Two-Sided Matching: A Study in Game-Theoretic Modeling and Analysis
- Author: Alvin E. Roth; Marilda Sotomayor;
- Series: Econometric Society monographs
- Subject: Matching markets
- Publisher: Cambridge University Press
- Publication date: 1990

= Two-Sided Matching =

Economics book

Two-Sided Matching: A Study in Game-Theoretic Modeling and Analysis is a book on matching markets in economics and game theory, particularly concentrating on the stable marriage problem. It was written by Alvin E. Roth and Marilda Sotomayor, with a preface by Robert Aumann, and published in 1990 by the Cambridge University Press as volume 18 in their series of Econometric Society monographs. For this work, Roth and Sotomayor won the 1990 Frederick W. Lanchester Prize of the Institute for Operations Research and the Management Sciences.

==Topics==
The book's introduction discusses the National Resident Matching Program and its use of stable marriage to assign medical students to hospital positions, and collects the problems in economics that the theory of matching markets is positioned to solve. Following this, it has three main sections.

The first of these sections discusses the stable matching problem in its simplest form, in which two equal-sized groups of agents are to be matched one-to-one. It discusses the stability of solutions (the property that no pair of agents both prefer being matched to each other to their assigned matches), the lattice of stable matchings, the Gale–Shapley algorithm for finding stable solutions, and two key properties of this algorithm: that among all stable solutions it chooses the one that gives one group of agents their most-preferred stable match, and that it is an honest mechanism that incentivizes this group of agents to report their preferences truthfully.

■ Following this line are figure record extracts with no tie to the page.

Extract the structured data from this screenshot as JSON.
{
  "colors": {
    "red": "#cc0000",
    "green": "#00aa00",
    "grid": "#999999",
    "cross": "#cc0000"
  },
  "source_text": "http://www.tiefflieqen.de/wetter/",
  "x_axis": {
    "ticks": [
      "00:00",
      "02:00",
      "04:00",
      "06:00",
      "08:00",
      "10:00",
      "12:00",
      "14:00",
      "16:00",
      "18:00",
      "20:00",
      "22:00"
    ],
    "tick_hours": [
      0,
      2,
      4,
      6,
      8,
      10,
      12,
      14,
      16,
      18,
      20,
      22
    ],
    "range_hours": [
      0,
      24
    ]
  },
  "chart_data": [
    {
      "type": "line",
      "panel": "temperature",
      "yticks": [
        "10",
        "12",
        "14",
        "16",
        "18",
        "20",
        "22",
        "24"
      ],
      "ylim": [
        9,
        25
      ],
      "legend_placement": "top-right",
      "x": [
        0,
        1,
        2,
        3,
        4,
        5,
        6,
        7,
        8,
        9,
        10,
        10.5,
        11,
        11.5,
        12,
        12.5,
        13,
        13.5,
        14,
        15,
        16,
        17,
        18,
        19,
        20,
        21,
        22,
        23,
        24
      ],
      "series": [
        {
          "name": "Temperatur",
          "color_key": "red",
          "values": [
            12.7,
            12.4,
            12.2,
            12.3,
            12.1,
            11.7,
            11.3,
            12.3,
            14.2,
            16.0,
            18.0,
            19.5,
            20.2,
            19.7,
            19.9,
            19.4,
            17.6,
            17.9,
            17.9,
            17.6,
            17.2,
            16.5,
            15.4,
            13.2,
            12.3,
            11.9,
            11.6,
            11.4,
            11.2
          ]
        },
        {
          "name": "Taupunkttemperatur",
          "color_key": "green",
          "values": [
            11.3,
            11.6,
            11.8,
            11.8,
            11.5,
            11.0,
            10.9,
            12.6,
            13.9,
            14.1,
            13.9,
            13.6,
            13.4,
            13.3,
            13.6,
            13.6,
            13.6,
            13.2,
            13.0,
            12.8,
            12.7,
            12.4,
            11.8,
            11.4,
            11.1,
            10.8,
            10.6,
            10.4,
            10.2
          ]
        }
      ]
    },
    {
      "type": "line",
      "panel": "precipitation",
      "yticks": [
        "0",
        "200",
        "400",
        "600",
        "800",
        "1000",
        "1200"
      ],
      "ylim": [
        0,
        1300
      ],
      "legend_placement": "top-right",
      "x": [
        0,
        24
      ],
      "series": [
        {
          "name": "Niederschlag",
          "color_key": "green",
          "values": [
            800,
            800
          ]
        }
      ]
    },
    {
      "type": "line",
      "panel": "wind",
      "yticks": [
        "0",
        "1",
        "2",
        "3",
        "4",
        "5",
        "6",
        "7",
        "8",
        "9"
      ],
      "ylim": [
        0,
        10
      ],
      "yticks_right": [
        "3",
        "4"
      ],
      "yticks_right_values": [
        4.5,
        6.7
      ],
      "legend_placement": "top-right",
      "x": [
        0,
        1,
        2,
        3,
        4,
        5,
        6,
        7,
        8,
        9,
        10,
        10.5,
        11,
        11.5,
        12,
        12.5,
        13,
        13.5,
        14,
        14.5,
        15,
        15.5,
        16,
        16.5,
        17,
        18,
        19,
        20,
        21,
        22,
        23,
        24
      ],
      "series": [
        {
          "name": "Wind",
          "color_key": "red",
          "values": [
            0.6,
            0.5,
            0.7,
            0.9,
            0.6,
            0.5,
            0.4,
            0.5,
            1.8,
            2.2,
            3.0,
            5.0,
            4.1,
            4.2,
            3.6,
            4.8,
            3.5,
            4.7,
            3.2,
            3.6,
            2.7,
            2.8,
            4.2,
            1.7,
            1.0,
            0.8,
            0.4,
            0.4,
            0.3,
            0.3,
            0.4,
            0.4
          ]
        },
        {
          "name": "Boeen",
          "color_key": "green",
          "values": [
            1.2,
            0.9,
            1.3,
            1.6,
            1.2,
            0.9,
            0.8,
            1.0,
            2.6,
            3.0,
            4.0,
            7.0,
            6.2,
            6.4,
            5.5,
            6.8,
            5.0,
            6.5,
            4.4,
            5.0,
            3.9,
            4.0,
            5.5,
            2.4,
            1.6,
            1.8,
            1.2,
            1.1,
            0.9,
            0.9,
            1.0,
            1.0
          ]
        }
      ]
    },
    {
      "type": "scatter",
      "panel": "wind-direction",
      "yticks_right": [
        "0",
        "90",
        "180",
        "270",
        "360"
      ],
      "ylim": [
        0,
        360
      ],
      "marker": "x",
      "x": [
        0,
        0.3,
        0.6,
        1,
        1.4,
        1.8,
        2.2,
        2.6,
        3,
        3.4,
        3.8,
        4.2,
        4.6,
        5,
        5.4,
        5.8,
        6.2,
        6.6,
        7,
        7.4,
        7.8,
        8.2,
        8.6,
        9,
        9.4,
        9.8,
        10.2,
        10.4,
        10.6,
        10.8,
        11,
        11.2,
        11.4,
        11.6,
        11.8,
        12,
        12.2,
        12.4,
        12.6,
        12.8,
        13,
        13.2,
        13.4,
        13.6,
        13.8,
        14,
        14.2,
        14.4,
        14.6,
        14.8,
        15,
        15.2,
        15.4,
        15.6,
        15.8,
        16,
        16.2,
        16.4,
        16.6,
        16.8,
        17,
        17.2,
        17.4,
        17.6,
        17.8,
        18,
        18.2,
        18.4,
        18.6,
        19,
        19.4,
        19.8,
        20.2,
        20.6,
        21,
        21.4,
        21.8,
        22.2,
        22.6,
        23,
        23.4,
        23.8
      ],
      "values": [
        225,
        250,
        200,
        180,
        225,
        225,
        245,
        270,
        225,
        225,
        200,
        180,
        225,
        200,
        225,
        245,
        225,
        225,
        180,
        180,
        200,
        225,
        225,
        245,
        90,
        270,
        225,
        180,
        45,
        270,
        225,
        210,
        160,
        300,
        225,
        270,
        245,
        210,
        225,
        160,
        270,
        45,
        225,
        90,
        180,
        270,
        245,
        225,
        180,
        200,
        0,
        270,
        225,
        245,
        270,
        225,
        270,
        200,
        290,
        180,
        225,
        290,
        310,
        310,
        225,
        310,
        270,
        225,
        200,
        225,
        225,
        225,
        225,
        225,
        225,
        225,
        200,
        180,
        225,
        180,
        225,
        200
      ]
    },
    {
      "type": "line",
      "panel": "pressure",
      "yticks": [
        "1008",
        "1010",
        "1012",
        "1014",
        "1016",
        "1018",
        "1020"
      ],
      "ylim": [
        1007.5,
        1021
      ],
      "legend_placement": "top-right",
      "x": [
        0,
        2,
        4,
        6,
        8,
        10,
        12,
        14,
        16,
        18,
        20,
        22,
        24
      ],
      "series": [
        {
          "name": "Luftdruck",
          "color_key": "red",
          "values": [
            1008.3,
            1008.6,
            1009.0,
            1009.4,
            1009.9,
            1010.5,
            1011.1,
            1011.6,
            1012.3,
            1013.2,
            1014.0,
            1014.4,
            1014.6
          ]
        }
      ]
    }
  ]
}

The second part of the book, which reviewer Ulrich Kamecke describes as its most central, concerns extensions of these results to the many-one matching needed for the National Resident Matching Program, and to the specific economic factors that made that program successful compared to comparable programs elsewhere, and that have impeded its success. One example concerns the two-body problem of married couples who would both prefer to be assigned to the same place, a constraint that adds considerable complexity to the matching problem and may prevent a stable solution from existing.

The third part of the book concerns a different direction in which these ideas have been extended, to matching markets such as those for real estate in which indivisible goods are traded, with money used to transfer utility. It includes results in auction theory, linear and nonlinear utility functions, and the assignment game of Lloyd Shapley and Martin Shubik.

==Audience and reception==
Two-Sided Matching presents known material on its topics, rather than introducing new research, but it is not a textbook. Instead, its aim is to provide a survey of this area aimed at economic practitioners, with arguments for the importance of its material based on its pragmatic significance rather than its mathematical beauty. Nevertheless, it also has material of interest to researchers, including an extensive bibliography and a concluding list of open problems for future research. Compared to other books on stable matching, including Marriages Stables by Donald Knuth and The Stable Marriage Problem: Structure and Algorithms by Dan Gusfield and Robert W. Irving, Two-Sided Matching focuses much more on the economic, application-specific, and strategic issues of stable matching, and much less on its algorithmic issues.

Alan Kirman calls the book a "clear and elegant account" of its material, writing that its focus on practical applications makes it "of particular interest". Theodore Bergstrom writes that it will also "delight economists who want to think beautiful thoughts about important practical problems". Benny Moldovanu predicts that it "will become the standard source of reference" for its material. And Uriel Rothblum calls it the kind of once-a-generation book that can "change the way in which an entire field of study is viewed."